Se em Arabesque (de 2002, que Portugal só viu em 2004), Jane Birkin mostrava em palco uma invejável jovialidade, essa aparência só em parte se desvaneceu. De calças escuras justas e larga camisa de seda branca (idênticas às que usou, por exemplo, no Teatro Antigo de Orange, em Junho passado, quando ali actuou com a Orquestra Nacional de Montpellier), Jane Birkin mantém no olhar e no seu clássico sorriso o mesmo espírito de sempre, movendo-se com desenvoltura mas sem os passos de dança de apresentações anteriores. Percorreu todo o repertório do disco Gainsbourg Symphonique, e na mesma exacta sequência, com duas pequenas alterações: começou com Ces petis riens (quinta canção do disco, ainda com o microfone “à procura” da sua voz) e, depois, sim, já mais audível, retomou o alinhamento original: Lost song, Depression au-dessus du jardin, Baby alone in babylone e Physique et sans issue. Depois veio a segunda alteração: Ballade de Johnny-Jane, que não integra o disco e que ela cantou encostada ao piano de Nobuyuki Nakajima. Um belo momento, e num belo cenário, que só o inevitável ruído dos aviões (e são tantos, os que ali se ouvem, no espaço de um concerto) perturbou. Mas nenhum avião tira o sorriso a Jane. Um solo de violoncelo introduziu L’aquoiboniste, sem piano, tal como a seguinte Valse de melody.

Fuir le bonheur de peur qu'il ne se sauve antecedeu a batida jazzística de Requiem pour un con e a suavidade cristalina de Une chose entre autres, com a orquestra, no final, a erguê-la aos céus. Amour des feintes, Exercice en forme de z (esta com o maestro Jan Wierzba a simular um passo de dança enquanto a orquestra swingava a preceito) e Manon conduziram-nos à belíssima La chanson de Prévert. Viriam, ainda, Les dessous chics, a minimalista L’amour de moi (pontuada a harpa), Pull marine e La gadoue, a fechar.

Não acabou aqui. Respondendo aos muitos aplausos (o espectáculo esgotou, nas bilheteiras), Jane Birkin voltou com Jane B e L’anamour e, depois, ficando a Orquestra Gulbenkian a interpretar instrumentais de Serge, incluindo Je t’aime… moi noin plus, voltaria ao palco para uma última canção, aquela que nem Serge nem ela deixavam de parte: La javanaise. “Nous nous aimions/ le temps d’une chanson.”
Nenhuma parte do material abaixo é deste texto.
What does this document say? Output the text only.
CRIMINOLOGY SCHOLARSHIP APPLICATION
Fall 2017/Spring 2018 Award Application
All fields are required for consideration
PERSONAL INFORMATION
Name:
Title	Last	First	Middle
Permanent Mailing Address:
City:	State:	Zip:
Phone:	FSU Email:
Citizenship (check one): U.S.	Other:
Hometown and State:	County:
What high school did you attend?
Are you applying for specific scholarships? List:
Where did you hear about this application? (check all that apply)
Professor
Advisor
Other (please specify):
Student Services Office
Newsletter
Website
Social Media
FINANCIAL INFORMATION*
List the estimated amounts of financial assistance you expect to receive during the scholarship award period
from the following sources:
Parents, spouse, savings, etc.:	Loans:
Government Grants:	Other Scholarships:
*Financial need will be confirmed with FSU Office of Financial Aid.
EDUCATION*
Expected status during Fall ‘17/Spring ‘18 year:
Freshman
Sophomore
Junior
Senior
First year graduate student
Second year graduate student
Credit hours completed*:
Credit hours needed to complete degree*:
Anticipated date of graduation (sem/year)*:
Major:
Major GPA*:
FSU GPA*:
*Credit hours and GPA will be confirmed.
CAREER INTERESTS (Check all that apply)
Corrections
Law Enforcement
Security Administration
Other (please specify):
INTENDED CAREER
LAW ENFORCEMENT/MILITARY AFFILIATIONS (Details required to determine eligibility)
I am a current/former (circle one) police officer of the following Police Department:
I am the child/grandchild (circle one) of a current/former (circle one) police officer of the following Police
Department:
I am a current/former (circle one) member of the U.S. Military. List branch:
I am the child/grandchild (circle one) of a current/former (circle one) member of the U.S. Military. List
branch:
Na verdade, foi no tempo de 22 canções, mais os temas orquestrais, e Jane pareceu verdadeiramente feliz com o resultado (como, aliás, o público). Abraçou uma violista por um solo mais emotivo e vibrante, abraçou o maestro, abraçou (cruzando os braços sobre o peito) toda a audiência. Se Serge, vivo, poderia ter resmungado, mesmo estando feliz, Jane (que guarda o seu melhor, palavras dela), vibrou. Gainsbourg Sinfónico é um monumento enérgico à obra eterna de Serge, à arte versátil de Jane, à música com maiúscula. Bravo!